First, second, and fifth authors: INRA CMSE, Laboratoire de Recherches sur la Flore Pathogène dans le Sol, 17 rue Sully, 21034 Dijon cedex, France; third author: Utrecht University, Department of Plant Ecology and Evolutionary Biology, Section of Plant Pathology, P.O. Box 80084 3508 TB Utrecht, the Netherlands; and fourth author: Horticultural Crops Research Laboratory, Agricultural Research Service, U.S. Department of Agriculture, Oregon State University, Corvallis

Two biological control agents, nonpathogenic Fusarium oxysporum Fo47 and Pseudomonas putida WCS358, were evaluated for suppression of Fusarium wilt of flax grown in nutrient solution and for suppression of the population density and metabolic activity of the causal organism F. oxysporum f. sp. lini strain Foln3GUS on root surfaces.
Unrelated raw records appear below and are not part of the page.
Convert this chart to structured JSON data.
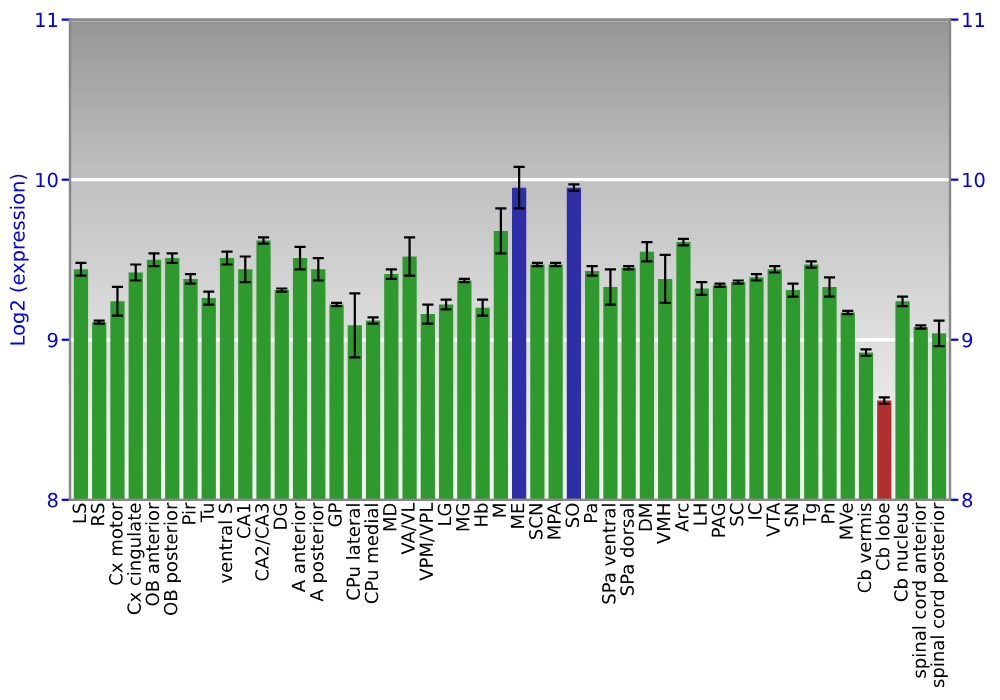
{
  "chart_data": {
    "type": "bar",
    "ylabel": "Log2 (expression)",
    "categories": [
      "LS",
      "RS",
      "Cx motor",
      "Cx cingulate",
      "OB anterior",
      "OB posterior",
      "Pir",
      "Tu",
      "ventral S",
      "CA1",
      "CA2/CA3",
      "DG",
      "A anterior",
      "A posterior",
      "GP",
      "CPu lateral",
      "CPu medial",
      "MD",
      "VA/VL",
      "VPM/VPL",
      "LG",
      "MG",
      "Hb",
      "M",
      "ME",
      "SCN",
      "MPA",
      "SO",
      "Pa",
      "SPa ventral",
      "SPa dorsal",
      "DM",
      "VMH",
      "Arc",
      "LH",
      "PAG",
      "SC",
      "IC",
      "VTA",
      "SN",
      "Tg",
      "Pn",
      "MVe",
      "Cb vermis",
      "Cb lobe",
      "Cb nucleus",
      "spinal cord anterior",
      "spinal cord posterior"
    ],
    "values": [
      9.44,
      9.11,
      9.24,
      9.42,
      9.5,
      9.51,
      9.38,
      9.26,
      9.51,
      9.44,
      9.62,
      9.31,
      9.51,
      9.44,
      9.22,
      9.09,
      9.12,
      9.41,
      9.52,
      9.16,
      9.22,
      9.37,
      9.2,
      9.68,
      9.95,
      9.47,
      9.47,
      9.95,
      9.43,
      9.33,
      9.45,
      9.55,
      9.38,
      9.61,
      9.32,
      9.34,
      9.36,
      9.39,
      9.44,
      9.31,
      9.47,
      9.33,
      9.17,
      8.92,
      8.62,
      9.24,
      9.08,
      9.04
    ],
    "errors": [
      0.04,
      0.01,
      0.09,
      0.05,
      0.04,
      0.03,
      0.03,
      0.04,
      0.04,
      0.08,
      0.02,
      0.01,
      0.07,
      0.07,
      0.01,
      0.2,
      0.02,
      0.03,
      0.12,
      0.06,
      0.03,
      0.01,
      0.05,
      0.14,
      0.13,
      0.01,
      0.01,
      0.02,
      0.03,
      0.11,
      0.01,
      0.06,
      0.15,
      0.02,
      0.04,
      0.01,
      0.01,
      0.02,
      0.02,
      0.04,
      0.02,
      0.06,
      0.01,
      0.02,
      0.02,
      0.03,
      0.01,
      0.08
    ],
    "colors": [
      "#2e9a2e",
      "#2e9a2e",
      "#2e9a2e",
      "#2e9a2e",
      "#2e9a2e",
      "#2e9a2e",
      "#2e9a2e",
      "#2e9a2e",
      "#2e9a2e",
      "#2e9a2e",
      "#2e9a2e",
      "#2e9a2e",
      "#2e9a2e",
      "#2e9a2e",
      "#2e9a2e",
      "#2e9a2e",
      "#2e9a2e",
      "#2e9a2e",
      "#2e9a2e",
      "#2e9a2e",
      "#2e9a2e",
      "#2e9a2e",
      "#2e9a2e",
      "#2e9a2e",
      "#2e2ea6",
      "#2e9a2e",
      "#2e9a2e",
      "#2e2ea6",
      "#2e9a2e",
      "#2e9a2e",
      "#2e9a2e",
      "#2e9a2e",
      "#2e9a2e",
      "#2e9a2e",
      "#2e9a2e",
      "#2e9a2e",
      "#2e9a2e",
      "#2e9a2e",
      "#2e9a2e",
      "#2e9a2e",
      "#2e9a2e",
      "#2e9a2e",
      "#2e9a2e",
      "#2e9a2e",
      "#b03030",
      "#2e9a2e",
      "#2e9a2e",
      "#2e9a2e"
    ],
    "ylim": [
      8,
      11
    ],
    "yticks": [
      8,
      9,
      10,
      11
    ],
    "y2lim": [
      8,
      11
    ],
    "y2ticks": [
      8,
      9,
      10,
      11
    ],
    "grid": "y"
  }
}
Due to the presence of an introduced gusA reporter gene construct in Foln3GUS, the pathogen expressed β-glucuronidase activity that was related to its carbon metabolism. At a Fo47 to Foln3GUS inoculum ratio of 100:1, both the population density of the pathogen and the β-glucuronidase activity on and in flax roots were reduced by the nonpathogenic strain, and Fusarium wilt was suppressed. At a Fo47 to Foln3GUS inoculum ratio of 10:1, Fo47 decreased the severity of Fusarium wilt to a smaller extent and it also reduced β-glucuronidase activity without reducing the density of Foln3GUS on flax roots. At a nonpathogenic to pathogenic Fusarium strains ratio of 10:1, the addition of P. putida WCS358 further suppressed Fusarium wilt and the density of the pathogen at the root level, whereas a mutant of WCS358 deficient in pseudobactin production had no significant effect. Iron availability to WCS358 on flax roots, assessed by ice-nucleation activity conferred from a transcriptional fusion (pvd-inaZ) of an ice-nucleation reporter gene to an iron-regulated promoter, was sufficiently low to allow pseudobactin production. P. putida WCS358 did not reduce the severity of Fusarium wilt of flax when inoculated without Fo47, and it did not improve disease suppression achieved by high inoculum doses of Fo47 (a Fo47 to Foln3GUS ratio of 100:1). Together, these data provide evidence that (i) suppression of Fusarium wilt of flax by Fo47 is related to reductions in the population density and metabolic activity of the pathogen on the root surface; (ii) WCS358 can enhance the biological control activity of Fo47, but this enhancement depends on the population of Fo47 relative to the pathogen; and (iii) pseudobactin contributes to suppression of Fusarium wilt by the combination of Fo47 and WCS358 on roots in which conditions are conducive to pseudobactin production by the bacterium.